BGP Route Advertisement – Comprehensive Guide

bgpcommandrouterrouting

Does BGP dynamically advertises its route like IGPs or I have to configure the network statement for loopback and neighbor statements?

Further does this command advertise routes to its neighboring AS:

neighbor x.x.x.x remote-as xxxx activate

Best Answer

Does BGP dynamically advertises its route like IGPs or I have to configure the network statement for loopback and neighbor statements?

This question is confusing. Even with IGPs, you need to tell the routing protocol what to advertise. For example, you use network statements to tell OSPF which interfaces participate in OSPF (and possibly redistribution to advertise networks), which doesn't automatically advertise every interface address (e.g. loopbacks) or network in the router.

With BGP, you use network statements to tell BGP which prefixes (that already exist in the routing table, including directly connected networks) to advertise. A loopback network will exist in the routing table, so you can use a network statement to advertise it, or you can redistribute connected networks, just like you can do with OSPF.

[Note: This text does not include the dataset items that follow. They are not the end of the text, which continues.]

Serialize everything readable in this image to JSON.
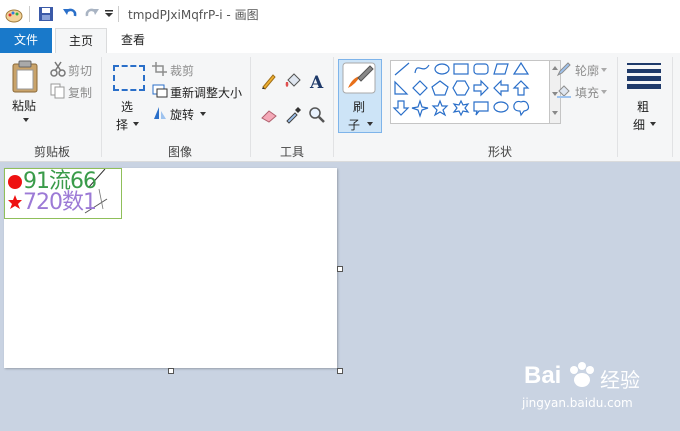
{
  "title": {
    "text": "tmpdPJxiMqfrP-i - 画图"
  },
  "tabs": {
    "file": "文件",
    "home": "主页",
    "view": "查看"
  },
  "clipboard": {
    "paste": "粘贴",
    "cut": "剪切",
    "copy": "复制",
    "group": "剪贴板"
  },
  "image": {
    "select_line1": "选",
    "select_line2": "择",
    "crop": "裁剪",
    "resize": "重新调整大小",
    "rotate": "旋转",
    "group": "图像"
  },
  "tools": {
    "group": "工具"
  },
  "brush": {
    "line1": "刷",
    "line2": "子"
  },
  "shapes": {
    "outline": "轮廓",
    "fill": "填充",
    "group": "形状"
  },
  "size": {
    "line1": "粗",
    "line2": "细"
  },
  "canvas_content": {
    "row1": "91流66",
    "row2": "720数1"
  },
  "watermark": {
    "brand": "Bai",
    "brand2": "经验",
    "url": "jingyan.baidu.com"
  },
  "colors": {
    "accent": "#1979ca",
    "workspace": "#c9d3e2",
    "selected_tool": "#cde4f7"
  }
}
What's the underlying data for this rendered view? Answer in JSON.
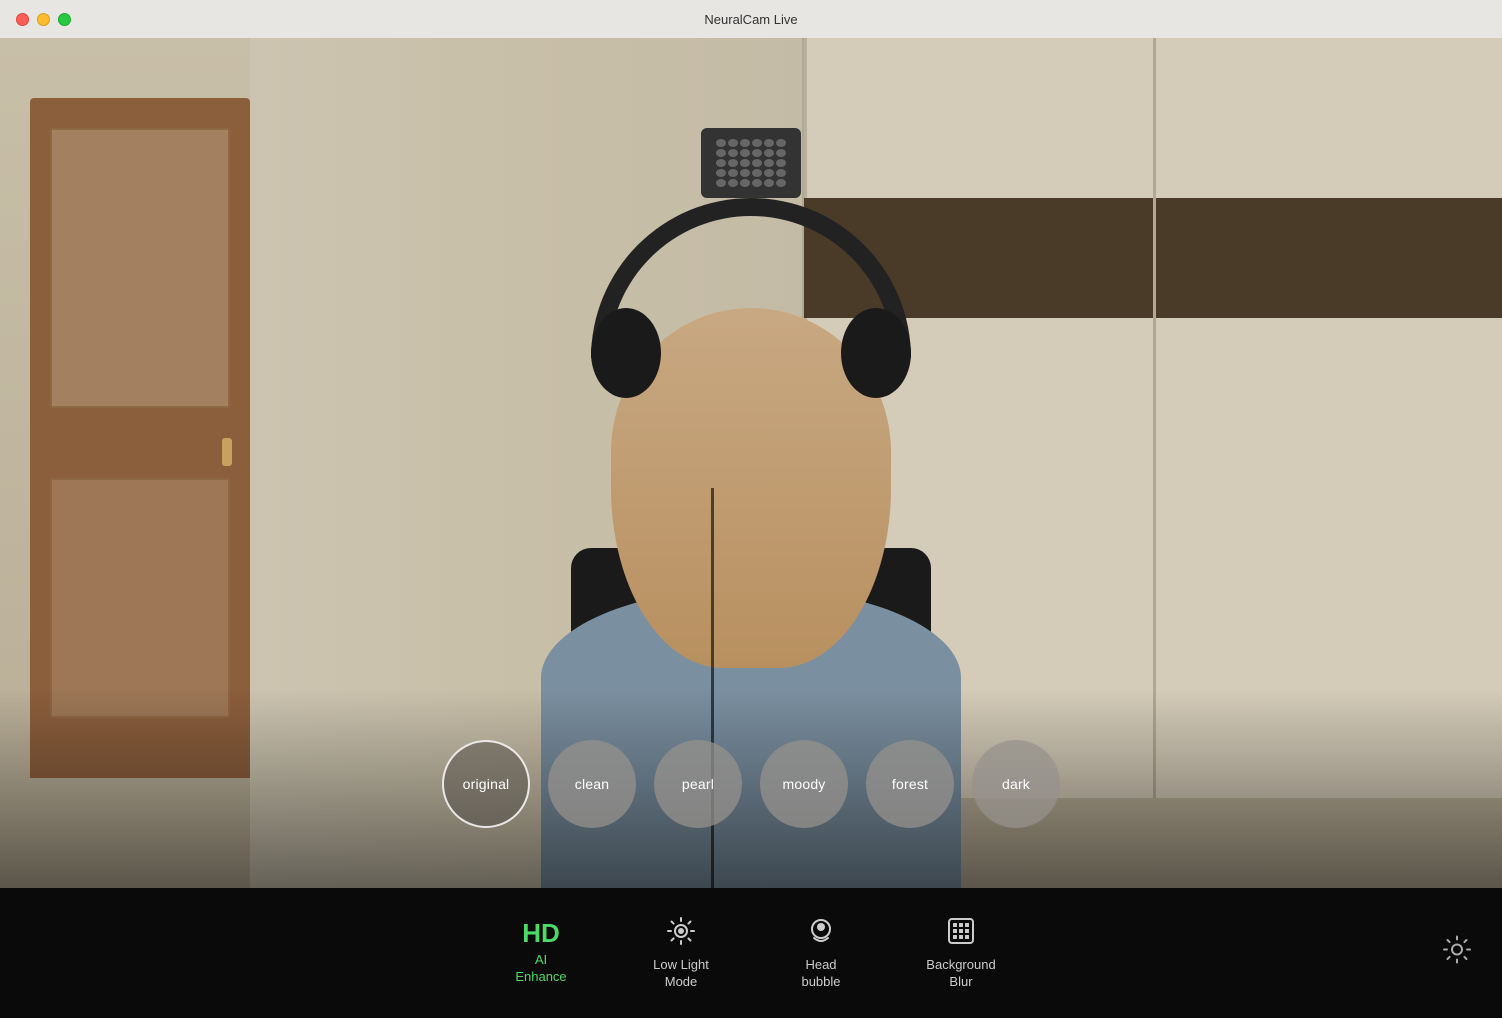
{
  "app": {
    "title": "NeuralCam Live"
  },
  "titlebar": {
    "close_label": "",
    "min_label": "",
    "max_label": ""
  },
  "filters": [
    {
      "id": "original",
      "label": "original",
      "selected": true
    },
    {
      "id": "clean",
      "label": "clean",
      "selected": false
    },
    {
      "id": "pearl",
      "label": "pearl",
      "selected": false
    },
    {
      "id": "moody",
      "label": "moody",
      "selected": false
    },
    {
      "id": "forest",
      "label": "forest",
      "selected": false
    },
    {
      "id": "dark",
      "label": "dark",
      "selected": false
    }
  ],
  "toolbar": {
    "hd_label": "HD",
    "ai_enhance_label": "AI\nEnhance",
    "low_light_label": "Low Light\nMode",
    "head_bubble_label": "Head\nbubble",
    "background_blur_label": "Background\nBlur",
    "settings_label": "Settings"
  },
  "colors": {
    "active_green": "#4cd964",
    "toolbar_bg": "#0a0a0a",
    "toolbar_text": "#cccccc"
  }
}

BGP will not simply try to connect to a peer on an interface, the way some IGPs do when they are configured to use a network interface. You don't tell BGP which interfaces are to participate in the routing protocol; you specifically tell BGP a peer address and AS because BGP uses TCP. If the AS is the same as the router AS, then it is iBGP, otherwise it is eBGP.

Further does this command advertise routes to its neighboring AS:

neighbor x.x.x.x remote-as xxxx activate

Without anything that restrict what is advertised, e.g. a prefix list, that command will advertise any prefixes in the BGP table to an eBGP peer, but iBGP has a rule that it will not advertise iBGP-learned routes to an iBGP peer.